Before going further it might be helpful to define what a dividend is. A dividend is a payment made to shareholders that comes from a portion of the company’s profits. It can be paid at different intervals, typically monthly, quarterly, semi-annually, or annually. There are also special dividends which occur infrequently, often following a particularly profitable quarter.

How Does a Dividend Yield Work?

The dividend yield for a stock is one of the key facts that are included in a stock’s description. There are a lot of investors who seek out high dividend yields which can act as another form of cash flow in your brokerage account. Remember, the dividend yield is a forward-looking mechanism based on the current price of the stock. It tells you a picture of potential future income flow, but the company has the right to change its dividend yield at any time.

How to Calculate a Dividend Yield

For simplicity’s sake, let’s use round numbers to calculate a dividend yield for this hypothetical stock.

The formula to calculate the Dividend Yield is:

Dividend Yield = Annual Dividends Paid Per Share / Price Per Share

Since the formula is contingent on the price per share, we know that the dividend yield will always be fluctuating based on the divisor. Let’s take a look at an example using this formula.

Let’s say Company ABC is trading for $100 per share and pays an annualized dividend of $5.00 per share. What is the dividend yield?

Dividend Yield = $5.00 / $100.00 = 0.05 or 5.0%

For Company ABC, as long as the stock is trading at $100 per share, the dividend yield will be 5.0%.

If the price of Company ABC stock rose to $200 per share, then the dividend yield would fall to 2.5% and if the price dropped to $50 per share, the dividend yield would be 10%.

 

Which Industries Tend to Have a Higher Dividend Yield?

If you are seeking out a higher dividend yield, there are a few industries you can target. First, take a look at mature companies that are profitable and have good cash flow. Sectors like financials, industrials, and energy often pay high dividend yields because of their high cash flow. These companies often have steady business as well so for the most part, dividend payouts are safe.

Another industry you can target are REITs or Real Estate Investment Trusts. These are funds that own physical real estate buildings that they collect rent on. Legally, to be designated as a REIT, the company must pay at least 90% of their net earnings as dividends to shareholders. Why would a company do this? Tax benefits. REITs do not pay corporate tax on the dividends they pay out according to US financial law.

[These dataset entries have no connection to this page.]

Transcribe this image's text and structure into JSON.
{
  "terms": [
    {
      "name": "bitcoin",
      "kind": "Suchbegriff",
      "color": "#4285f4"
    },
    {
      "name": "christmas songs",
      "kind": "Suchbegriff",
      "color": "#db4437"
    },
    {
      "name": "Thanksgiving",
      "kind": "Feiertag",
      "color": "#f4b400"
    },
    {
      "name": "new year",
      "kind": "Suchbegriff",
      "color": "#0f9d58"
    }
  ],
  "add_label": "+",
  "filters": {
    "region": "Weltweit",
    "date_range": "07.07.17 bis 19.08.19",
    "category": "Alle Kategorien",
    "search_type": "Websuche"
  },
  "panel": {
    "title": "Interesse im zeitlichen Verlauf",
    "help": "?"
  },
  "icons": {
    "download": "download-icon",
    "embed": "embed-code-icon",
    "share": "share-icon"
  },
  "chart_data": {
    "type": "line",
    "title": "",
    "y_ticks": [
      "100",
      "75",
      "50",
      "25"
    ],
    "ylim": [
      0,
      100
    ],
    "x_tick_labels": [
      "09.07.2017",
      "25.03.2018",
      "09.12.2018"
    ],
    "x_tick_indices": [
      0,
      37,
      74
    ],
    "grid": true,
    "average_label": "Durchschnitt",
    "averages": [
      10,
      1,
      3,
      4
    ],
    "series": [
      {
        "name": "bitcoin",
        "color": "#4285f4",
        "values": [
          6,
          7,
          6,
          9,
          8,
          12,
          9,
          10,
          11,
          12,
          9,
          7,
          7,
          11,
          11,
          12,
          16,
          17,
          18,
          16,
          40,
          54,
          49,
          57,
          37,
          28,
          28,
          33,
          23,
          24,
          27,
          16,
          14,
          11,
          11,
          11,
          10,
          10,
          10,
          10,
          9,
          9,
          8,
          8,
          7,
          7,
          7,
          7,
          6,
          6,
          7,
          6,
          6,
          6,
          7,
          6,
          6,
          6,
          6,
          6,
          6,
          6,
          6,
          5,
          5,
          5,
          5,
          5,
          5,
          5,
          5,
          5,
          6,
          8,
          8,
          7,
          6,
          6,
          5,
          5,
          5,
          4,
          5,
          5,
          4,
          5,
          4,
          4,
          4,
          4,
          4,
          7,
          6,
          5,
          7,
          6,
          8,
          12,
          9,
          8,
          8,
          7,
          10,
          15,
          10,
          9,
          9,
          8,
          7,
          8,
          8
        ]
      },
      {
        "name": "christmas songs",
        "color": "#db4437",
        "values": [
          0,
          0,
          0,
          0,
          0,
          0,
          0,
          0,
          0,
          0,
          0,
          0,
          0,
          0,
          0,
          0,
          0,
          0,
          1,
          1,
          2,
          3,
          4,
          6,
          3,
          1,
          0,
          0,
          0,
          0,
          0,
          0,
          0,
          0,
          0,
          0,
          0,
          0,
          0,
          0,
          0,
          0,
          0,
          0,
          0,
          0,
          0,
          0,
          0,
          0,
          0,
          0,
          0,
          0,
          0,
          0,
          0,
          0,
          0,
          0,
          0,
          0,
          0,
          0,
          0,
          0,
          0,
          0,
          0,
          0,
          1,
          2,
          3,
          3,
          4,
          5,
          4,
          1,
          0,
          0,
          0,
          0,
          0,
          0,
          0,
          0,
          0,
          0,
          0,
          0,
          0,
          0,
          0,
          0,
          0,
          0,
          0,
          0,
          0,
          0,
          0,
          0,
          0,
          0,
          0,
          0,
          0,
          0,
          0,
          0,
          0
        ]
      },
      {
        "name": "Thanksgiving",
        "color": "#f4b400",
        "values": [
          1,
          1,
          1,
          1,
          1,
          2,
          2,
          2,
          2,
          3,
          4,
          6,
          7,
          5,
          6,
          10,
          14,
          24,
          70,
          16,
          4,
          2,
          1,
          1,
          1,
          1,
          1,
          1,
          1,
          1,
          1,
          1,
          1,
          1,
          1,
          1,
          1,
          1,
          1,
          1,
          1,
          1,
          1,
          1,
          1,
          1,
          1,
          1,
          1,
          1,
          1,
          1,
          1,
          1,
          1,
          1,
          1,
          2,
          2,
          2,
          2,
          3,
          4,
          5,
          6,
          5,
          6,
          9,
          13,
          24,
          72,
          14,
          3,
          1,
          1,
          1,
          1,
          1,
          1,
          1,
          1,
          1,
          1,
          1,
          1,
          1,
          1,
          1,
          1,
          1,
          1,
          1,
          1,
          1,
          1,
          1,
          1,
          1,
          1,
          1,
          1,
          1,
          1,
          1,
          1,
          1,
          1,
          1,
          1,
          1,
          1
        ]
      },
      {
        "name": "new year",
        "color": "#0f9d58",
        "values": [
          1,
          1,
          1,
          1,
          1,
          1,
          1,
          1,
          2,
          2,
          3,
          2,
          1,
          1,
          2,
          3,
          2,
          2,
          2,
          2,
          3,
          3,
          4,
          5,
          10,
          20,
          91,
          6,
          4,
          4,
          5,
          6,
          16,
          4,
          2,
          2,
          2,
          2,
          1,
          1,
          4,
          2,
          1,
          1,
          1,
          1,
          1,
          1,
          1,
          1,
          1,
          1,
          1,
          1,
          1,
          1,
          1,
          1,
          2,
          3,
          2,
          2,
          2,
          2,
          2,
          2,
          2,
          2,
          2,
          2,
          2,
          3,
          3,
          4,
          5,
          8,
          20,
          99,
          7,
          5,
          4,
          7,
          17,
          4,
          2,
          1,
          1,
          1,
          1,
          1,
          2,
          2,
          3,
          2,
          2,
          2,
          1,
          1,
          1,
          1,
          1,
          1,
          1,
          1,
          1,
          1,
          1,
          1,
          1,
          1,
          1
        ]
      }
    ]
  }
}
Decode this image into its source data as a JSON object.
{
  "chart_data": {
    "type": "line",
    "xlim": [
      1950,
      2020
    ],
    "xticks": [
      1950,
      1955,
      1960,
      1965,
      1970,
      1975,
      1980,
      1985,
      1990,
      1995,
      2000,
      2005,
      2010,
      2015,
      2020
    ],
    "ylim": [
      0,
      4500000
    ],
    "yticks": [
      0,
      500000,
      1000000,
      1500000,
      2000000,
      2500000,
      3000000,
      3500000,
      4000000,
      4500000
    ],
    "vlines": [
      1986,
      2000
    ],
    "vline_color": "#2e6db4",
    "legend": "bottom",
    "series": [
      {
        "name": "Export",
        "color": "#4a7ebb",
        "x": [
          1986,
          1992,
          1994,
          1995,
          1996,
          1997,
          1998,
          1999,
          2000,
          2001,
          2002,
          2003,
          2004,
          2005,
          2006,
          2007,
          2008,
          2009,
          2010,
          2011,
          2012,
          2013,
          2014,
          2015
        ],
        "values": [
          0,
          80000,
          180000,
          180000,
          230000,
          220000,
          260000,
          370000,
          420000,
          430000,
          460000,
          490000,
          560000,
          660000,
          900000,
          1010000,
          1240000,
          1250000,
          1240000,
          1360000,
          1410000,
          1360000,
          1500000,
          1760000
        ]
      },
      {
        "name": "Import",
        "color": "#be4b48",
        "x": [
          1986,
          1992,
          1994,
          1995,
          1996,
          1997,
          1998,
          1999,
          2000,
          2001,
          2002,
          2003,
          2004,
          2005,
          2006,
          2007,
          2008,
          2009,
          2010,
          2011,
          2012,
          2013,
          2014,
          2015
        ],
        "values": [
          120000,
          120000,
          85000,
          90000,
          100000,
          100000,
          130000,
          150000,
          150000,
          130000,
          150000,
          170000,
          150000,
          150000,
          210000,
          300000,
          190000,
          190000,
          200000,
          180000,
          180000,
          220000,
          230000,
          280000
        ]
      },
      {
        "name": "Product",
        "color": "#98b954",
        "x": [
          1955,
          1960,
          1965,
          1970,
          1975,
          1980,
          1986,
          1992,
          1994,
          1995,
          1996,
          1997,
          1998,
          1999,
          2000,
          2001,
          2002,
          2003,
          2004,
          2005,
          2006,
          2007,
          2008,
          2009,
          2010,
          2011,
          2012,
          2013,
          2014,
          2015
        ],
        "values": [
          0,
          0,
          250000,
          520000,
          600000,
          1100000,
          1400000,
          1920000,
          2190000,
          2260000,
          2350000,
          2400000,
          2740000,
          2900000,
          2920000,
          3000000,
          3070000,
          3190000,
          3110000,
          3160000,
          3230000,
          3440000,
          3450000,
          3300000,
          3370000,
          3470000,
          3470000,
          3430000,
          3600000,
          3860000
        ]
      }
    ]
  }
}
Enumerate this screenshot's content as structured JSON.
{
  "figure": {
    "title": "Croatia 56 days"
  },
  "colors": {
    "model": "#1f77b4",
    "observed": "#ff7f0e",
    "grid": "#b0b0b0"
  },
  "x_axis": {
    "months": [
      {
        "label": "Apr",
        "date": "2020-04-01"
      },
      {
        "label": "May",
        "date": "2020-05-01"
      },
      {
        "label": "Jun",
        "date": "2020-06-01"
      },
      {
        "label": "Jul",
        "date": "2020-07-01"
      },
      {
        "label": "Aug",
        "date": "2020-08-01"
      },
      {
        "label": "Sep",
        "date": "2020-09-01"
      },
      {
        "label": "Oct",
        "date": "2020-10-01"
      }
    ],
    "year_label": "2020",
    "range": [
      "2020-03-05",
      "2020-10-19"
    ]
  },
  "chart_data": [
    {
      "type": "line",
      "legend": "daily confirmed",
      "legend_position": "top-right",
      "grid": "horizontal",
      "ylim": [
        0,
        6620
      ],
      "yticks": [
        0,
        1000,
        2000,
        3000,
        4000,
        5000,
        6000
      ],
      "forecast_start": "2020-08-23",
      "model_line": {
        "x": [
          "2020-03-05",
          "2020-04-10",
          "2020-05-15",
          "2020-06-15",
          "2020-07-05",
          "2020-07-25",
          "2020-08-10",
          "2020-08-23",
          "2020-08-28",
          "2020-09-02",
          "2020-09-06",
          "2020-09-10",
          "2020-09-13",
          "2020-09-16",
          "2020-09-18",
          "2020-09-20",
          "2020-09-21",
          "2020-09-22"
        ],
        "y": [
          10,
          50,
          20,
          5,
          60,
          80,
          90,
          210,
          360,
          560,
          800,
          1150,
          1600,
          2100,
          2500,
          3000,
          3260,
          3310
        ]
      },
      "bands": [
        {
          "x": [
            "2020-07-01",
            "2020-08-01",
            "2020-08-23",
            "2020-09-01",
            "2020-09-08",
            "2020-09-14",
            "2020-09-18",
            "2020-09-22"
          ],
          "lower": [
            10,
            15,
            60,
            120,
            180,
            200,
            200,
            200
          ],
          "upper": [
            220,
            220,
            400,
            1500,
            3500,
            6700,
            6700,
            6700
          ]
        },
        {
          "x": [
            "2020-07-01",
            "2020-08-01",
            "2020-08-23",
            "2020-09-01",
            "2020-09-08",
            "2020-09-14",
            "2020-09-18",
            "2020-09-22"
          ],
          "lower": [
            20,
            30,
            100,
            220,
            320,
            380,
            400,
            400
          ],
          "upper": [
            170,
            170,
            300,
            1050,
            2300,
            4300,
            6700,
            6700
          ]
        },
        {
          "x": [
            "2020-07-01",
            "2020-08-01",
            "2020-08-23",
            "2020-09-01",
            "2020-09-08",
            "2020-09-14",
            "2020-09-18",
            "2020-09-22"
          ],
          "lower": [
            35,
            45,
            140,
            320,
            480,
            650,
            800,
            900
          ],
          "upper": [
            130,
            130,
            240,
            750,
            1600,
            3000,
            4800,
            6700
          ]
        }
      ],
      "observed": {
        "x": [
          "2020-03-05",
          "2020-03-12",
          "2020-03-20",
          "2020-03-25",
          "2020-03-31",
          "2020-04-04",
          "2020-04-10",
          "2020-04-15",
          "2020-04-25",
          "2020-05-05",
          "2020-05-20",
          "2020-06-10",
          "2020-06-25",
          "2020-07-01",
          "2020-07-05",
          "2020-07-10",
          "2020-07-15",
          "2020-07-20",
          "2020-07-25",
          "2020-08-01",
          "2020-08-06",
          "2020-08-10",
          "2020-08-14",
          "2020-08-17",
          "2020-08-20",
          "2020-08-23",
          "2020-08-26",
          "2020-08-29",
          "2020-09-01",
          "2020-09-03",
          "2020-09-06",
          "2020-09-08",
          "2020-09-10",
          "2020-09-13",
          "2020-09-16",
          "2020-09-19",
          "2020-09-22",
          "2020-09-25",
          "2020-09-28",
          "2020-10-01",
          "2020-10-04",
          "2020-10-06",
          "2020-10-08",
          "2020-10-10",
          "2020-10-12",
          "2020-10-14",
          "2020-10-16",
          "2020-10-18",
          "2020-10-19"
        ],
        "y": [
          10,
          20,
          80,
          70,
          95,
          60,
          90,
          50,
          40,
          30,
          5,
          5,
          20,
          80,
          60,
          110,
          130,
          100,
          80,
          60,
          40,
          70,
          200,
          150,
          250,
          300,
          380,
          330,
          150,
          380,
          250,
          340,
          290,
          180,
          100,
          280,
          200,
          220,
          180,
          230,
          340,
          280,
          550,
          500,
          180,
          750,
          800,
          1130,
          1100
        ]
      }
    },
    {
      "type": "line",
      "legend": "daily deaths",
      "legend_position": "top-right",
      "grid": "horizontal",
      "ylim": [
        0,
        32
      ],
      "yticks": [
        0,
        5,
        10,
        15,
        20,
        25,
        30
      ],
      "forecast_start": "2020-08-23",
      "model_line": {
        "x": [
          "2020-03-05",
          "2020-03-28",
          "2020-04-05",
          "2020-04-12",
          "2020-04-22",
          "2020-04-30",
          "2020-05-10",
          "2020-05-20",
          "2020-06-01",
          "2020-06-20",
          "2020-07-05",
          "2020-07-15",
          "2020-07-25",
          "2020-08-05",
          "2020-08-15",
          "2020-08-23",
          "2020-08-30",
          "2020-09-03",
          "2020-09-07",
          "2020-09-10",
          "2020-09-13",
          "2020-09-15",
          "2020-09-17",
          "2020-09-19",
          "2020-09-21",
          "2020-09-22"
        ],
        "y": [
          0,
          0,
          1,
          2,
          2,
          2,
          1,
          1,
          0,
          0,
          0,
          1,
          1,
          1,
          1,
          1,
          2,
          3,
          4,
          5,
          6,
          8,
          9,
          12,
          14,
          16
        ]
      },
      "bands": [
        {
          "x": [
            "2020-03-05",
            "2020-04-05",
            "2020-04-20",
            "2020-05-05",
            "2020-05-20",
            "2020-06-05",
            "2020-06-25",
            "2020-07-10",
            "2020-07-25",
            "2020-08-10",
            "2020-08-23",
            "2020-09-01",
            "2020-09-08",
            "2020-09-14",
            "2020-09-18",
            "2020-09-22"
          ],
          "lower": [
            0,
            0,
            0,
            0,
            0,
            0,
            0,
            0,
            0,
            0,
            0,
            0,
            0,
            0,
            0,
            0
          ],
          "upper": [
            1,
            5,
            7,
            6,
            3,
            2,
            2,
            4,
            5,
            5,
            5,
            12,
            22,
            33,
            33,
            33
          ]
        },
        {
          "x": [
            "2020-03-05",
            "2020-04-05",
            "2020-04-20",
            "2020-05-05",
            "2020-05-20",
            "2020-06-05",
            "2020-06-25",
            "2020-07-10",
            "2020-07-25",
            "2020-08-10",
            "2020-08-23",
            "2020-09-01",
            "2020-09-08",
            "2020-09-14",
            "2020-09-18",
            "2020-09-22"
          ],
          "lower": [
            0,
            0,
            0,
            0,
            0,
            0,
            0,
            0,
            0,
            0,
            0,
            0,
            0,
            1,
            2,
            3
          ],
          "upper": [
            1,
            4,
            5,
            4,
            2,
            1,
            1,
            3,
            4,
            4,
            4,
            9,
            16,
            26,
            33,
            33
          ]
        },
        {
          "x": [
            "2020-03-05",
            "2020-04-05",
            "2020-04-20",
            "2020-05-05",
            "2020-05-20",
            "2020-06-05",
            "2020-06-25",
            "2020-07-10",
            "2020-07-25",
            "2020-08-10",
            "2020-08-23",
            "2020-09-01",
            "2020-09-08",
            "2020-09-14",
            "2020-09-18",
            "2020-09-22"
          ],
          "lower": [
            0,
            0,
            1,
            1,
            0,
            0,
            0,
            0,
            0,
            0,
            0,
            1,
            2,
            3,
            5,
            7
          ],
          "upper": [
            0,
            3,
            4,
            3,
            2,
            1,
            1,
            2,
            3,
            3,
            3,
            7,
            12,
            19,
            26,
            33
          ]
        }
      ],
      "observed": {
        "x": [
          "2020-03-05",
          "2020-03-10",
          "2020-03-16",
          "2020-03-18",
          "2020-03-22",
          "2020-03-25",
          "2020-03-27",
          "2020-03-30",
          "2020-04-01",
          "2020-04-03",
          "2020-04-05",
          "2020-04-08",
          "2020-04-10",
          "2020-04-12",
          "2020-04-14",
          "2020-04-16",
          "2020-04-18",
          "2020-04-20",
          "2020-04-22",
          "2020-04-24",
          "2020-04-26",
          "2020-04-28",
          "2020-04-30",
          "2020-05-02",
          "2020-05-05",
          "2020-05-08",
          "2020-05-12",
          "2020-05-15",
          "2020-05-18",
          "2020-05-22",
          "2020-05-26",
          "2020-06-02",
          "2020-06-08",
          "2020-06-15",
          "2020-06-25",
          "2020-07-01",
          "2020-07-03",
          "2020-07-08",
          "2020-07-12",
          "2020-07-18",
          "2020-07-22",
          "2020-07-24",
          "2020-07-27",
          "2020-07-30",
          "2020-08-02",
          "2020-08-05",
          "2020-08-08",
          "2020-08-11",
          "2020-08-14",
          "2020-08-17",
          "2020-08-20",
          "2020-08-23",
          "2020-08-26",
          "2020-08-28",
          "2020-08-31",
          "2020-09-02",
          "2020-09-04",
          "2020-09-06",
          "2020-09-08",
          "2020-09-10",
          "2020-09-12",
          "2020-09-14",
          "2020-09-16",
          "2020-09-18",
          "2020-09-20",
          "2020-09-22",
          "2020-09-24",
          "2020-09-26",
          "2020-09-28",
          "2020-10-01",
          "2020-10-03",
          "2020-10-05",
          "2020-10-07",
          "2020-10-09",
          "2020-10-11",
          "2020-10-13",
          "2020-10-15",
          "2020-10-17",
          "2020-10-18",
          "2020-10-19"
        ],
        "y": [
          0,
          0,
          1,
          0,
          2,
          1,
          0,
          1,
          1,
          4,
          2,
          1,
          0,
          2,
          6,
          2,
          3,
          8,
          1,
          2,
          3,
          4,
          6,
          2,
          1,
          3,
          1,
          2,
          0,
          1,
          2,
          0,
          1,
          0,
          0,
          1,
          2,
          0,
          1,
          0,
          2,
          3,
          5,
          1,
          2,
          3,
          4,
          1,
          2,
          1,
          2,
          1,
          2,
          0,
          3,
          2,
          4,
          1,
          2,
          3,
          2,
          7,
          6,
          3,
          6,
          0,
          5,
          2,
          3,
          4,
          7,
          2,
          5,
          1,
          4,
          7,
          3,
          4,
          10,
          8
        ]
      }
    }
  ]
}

What is the Difference Between Dividend Yield and Payout Ratio?

We already covered what a dividend yield is so you might be wondering how this is different from a payout ratio. A payout ratio is a comparison between the dividend amount paid out and the company’s earnings per share. It is also measured as a percentage, and you can use this ratio to determine how likely a company is to be able to sustain a given dividend yield.

Here is the formula for calculating dividend payout ratio:

Dividend Payout Ratio = Annual Dividends Per Share / Earnings Per Share

Again, this will change from quarter to quarter based on the earnings that a company reports. As a general rule of thumb, you want to find companies with a dividend payout ratio around 30-50%. While 100% might seem impressive and lucrative to you, it actually means the company is paying out more dividends than profits made. If you think about it that way, that’s not a very healthy company and so you can reasonably assume the dividend yield is not going to be sustainable.